August 4th, 2008 · 3 Comments

titan_lakes.jpg

We’ve known for a long time that there’s an awful lot of water in space. Comets send huge amounts of the stuff hurtling every which way, and just last Thursday NASA extracted water from Martian soil for the very first time. But because the universe is, for the most part, really really cold, nearly all of its water seems to be frozen solid, which dramatically decreases the chances of evolving life — at least as we know it.
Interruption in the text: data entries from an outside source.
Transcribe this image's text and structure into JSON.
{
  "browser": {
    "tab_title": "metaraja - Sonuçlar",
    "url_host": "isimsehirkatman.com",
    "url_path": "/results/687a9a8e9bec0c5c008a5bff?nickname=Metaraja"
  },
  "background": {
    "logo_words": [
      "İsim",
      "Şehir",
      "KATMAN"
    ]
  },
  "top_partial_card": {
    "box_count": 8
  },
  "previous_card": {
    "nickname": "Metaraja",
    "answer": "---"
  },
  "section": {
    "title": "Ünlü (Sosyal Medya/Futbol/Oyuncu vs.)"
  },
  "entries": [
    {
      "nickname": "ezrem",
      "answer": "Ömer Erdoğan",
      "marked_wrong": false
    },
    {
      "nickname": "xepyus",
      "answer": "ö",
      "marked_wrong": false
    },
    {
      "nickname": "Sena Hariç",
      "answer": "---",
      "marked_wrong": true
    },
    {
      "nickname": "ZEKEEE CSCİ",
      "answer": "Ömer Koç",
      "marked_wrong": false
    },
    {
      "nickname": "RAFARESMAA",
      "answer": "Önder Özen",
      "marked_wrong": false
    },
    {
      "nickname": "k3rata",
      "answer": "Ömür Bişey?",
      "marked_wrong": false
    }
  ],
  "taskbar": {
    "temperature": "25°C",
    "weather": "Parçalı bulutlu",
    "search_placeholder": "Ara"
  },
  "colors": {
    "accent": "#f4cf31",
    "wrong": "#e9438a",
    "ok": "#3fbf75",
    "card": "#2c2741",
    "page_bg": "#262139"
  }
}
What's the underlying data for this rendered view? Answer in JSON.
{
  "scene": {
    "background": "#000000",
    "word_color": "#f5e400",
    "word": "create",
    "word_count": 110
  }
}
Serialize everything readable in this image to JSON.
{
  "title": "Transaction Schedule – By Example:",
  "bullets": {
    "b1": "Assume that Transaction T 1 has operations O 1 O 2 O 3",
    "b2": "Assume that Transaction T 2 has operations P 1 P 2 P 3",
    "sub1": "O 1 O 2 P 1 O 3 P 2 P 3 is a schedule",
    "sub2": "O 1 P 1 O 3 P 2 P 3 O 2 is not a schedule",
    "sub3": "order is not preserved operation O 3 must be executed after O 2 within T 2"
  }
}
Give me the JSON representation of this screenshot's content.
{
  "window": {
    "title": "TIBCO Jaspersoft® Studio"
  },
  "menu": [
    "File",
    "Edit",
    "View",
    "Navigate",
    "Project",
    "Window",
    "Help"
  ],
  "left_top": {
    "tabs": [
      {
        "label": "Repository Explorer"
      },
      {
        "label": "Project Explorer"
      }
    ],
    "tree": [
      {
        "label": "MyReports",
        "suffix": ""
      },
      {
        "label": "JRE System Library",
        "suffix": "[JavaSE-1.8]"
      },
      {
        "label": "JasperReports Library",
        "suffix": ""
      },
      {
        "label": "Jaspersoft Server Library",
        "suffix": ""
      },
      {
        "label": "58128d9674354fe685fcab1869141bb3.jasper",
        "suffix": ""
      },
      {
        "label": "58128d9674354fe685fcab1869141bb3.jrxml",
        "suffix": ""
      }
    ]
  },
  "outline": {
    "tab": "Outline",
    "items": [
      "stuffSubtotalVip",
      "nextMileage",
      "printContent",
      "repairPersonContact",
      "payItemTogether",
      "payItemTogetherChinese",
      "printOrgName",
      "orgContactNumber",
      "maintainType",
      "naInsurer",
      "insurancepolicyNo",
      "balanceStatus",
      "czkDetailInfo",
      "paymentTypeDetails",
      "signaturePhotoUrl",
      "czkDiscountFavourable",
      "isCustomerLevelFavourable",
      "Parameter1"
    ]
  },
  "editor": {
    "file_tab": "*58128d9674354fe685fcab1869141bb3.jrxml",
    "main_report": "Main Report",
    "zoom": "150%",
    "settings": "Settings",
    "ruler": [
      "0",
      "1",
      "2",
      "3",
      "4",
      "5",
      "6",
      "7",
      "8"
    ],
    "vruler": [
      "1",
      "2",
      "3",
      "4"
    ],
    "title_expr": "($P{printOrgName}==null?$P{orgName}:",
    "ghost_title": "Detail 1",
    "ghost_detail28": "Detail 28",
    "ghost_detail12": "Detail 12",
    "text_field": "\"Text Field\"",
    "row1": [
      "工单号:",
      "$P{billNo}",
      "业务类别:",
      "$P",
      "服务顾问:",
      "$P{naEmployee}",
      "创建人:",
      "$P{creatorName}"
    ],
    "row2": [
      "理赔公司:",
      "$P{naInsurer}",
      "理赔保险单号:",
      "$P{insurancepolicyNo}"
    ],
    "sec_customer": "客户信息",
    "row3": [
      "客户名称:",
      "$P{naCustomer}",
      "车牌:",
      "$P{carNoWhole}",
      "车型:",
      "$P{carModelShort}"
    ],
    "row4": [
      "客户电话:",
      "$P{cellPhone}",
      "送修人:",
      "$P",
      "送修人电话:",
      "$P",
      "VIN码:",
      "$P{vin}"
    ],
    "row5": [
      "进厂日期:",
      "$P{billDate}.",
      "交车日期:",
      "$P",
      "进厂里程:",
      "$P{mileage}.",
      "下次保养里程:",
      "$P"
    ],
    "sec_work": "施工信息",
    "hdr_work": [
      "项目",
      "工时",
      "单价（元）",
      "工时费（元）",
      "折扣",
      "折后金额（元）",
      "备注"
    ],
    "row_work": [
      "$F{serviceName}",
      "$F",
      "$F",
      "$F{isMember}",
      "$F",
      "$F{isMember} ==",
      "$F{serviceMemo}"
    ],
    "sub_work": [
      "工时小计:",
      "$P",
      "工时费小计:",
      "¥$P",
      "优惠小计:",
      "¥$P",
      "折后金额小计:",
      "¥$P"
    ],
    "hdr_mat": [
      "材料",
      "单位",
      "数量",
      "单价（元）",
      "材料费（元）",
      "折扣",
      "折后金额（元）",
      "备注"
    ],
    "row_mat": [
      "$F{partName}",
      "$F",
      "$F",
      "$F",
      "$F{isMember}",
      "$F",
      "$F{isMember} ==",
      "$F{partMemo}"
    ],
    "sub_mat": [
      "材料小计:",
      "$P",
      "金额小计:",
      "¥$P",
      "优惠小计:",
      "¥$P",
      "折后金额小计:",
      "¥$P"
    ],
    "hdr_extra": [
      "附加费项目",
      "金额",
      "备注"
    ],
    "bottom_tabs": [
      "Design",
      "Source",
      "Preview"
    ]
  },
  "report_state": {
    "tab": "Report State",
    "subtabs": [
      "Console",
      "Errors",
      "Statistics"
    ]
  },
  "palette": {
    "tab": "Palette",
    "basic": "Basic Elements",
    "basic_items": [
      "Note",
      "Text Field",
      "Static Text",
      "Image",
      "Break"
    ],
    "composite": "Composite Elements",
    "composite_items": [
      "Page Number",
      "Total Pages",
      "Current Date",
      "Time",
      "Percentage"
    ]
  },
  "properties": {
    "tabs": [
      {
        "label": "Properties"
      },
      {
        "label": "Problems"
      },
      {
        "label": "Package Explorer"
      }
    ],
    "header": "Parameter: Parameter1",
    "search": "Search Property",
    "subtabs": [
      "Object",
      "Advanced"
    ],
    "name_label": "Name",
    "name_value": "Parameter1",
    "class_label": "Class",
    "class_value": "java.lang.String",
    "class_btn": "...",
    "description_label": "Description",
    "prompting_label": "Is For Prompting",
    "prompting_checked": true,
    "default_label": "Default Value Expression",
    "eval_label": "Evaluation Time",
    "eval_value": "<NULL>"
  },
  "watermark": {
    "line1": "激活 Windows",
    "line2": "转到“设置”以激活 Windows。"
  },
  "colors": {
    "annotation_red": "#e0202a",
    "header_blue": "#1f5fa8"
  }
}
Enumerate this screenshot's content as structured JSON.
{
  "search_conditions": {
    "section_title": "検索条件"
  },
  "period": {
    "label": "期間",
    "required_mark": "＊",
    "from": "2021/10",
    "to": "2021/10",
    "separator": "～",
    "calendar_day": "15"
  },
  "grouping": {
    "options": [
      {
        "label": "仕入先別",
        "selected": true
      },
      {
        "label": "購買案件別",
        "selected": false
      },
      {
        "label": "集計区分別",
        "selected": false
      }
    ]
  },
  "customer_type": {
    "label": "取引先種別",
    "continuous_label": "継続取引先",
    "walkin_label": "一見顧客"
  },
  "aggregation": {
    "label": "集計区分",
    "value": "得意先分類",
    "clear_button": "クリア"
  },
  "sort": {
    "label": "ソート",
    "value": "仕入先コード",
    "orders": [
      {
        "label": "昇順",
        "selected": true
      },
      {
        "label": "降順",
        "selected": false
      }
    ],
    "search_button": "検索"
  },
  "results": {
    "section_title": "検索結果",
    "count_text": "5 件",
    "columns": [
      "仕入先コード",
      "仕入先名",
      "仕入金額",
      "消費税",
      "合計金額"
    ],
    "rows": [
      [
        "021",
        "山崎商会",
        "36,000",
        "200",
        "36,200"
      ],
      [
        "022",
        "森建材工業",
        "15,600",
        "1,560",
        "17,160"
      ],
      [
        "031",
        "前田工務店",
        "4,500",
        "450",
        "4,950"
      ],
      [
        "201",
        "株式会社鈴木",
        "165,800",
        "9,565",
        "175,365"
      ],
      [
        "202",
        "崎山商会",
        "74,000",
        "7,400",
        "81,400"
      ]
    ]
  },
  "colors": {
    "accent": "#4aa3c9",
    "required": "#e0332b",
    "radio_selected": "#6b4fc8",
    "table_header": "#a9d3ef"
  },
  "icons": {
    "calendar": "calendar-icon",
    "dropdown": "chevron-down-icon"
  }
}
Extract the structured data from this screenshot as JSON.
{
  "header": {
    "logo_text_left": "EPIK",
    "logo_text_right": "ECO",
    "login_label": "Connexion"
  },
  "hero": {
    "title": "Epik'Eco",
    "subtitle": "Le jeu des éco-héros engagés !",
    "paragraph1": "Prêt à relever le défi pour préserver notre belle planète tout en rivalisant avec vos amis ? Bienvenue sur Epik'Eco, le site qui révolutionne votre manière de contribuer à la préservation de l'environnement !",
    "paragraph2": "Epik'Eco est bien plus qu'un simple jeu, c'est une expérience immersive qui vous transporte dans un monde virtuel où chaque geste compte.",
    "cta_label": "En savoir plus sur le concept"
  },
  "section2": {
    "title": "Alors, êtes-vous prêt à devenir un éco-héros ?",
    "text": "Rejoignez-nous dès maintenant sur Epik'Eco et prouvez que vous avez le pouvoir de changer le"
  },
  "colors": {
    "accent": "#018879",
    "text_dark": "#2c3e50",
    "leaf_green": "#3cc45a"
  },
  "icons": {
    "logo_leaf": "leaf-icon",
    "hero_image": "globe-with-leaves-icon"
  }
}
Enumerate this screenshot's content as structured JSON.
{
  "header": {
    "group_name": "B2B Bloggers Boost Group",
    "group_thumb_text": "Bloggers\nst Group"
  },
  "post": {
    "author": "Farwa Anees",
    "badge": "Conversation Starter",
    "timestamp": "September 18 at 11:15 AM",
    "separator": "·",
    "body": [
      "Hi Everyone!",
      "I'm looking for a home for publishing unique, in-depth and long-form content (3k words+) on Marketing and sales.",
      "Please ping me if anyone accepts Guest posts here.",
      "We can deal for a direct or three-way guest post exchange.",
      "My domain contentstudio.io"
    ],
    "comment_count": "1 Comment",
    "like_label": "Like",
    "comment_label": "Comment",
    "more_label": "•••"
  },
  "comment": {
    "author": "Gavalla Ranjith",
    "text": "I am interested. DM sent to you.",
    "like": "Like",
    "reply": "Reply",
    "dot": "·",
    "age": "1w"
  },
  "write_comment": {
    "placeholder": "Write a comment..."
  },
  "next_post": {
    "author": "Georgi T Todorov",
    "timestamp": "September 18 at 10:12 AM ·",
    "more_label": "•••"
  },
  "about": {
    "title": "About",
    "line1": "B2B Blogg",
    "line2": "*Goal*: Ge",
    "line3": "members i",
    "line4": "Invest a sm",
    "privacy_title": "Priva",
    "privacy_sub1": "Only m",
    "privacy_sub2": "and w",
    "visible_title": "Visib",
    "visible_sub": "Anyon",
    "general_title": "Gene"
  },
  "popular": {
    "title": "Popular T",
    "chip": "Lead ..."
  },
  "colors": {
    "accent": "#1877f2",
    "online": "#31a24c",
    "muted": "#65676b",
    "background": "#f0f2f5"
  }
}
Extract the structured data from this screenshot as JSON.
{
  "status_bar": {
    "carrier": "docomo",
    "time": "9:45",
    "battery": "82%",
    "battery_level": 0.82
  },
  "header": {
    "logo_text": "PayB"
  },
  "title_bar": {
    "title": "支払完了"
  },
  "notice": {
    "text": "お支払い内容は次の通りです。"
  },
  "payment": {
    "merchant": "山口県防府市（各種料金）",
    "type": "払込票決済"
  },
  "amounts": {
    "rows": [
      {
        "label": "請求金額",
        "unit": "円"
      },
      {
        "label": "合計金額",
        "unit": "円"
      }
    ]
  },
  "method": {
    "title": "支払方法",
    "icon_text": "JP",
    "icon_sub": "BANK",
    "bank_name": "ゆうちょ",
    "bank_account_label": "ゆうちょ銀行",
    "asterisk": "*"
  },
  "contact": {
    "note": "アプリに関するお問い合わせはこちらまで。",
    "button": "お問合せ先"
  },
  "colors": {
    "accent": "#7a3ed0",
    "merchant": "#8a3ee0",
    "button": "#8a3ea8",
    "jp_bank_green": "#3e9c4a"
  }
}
Recently though, NASA discovered hundreds of liquid lakes on Titan, one of Saturn’s moons, prompting all kinds of speculation about what they might be like — and, inevitably, whether there may be some living creatures wriggling around down there. What we do know is that the lakes aren’t filled with water, but rather with liquid ethane and other hydrocarbons that would be unpleasant for us, but might be downright cozy for something else. We also know that Titan’s atmosphere is 95 per cent nitrogen — only about 18 per cent more than ours — and that the moon has an ethane cycle much like our water cycle: liquid ethane rains down, fills the lakes and rivers, and then evaporates to be rained down again. It has wind, experiences seasons, and may be our best shot at finding extraterrestrial life for a good long time. Then again, of course, it might not.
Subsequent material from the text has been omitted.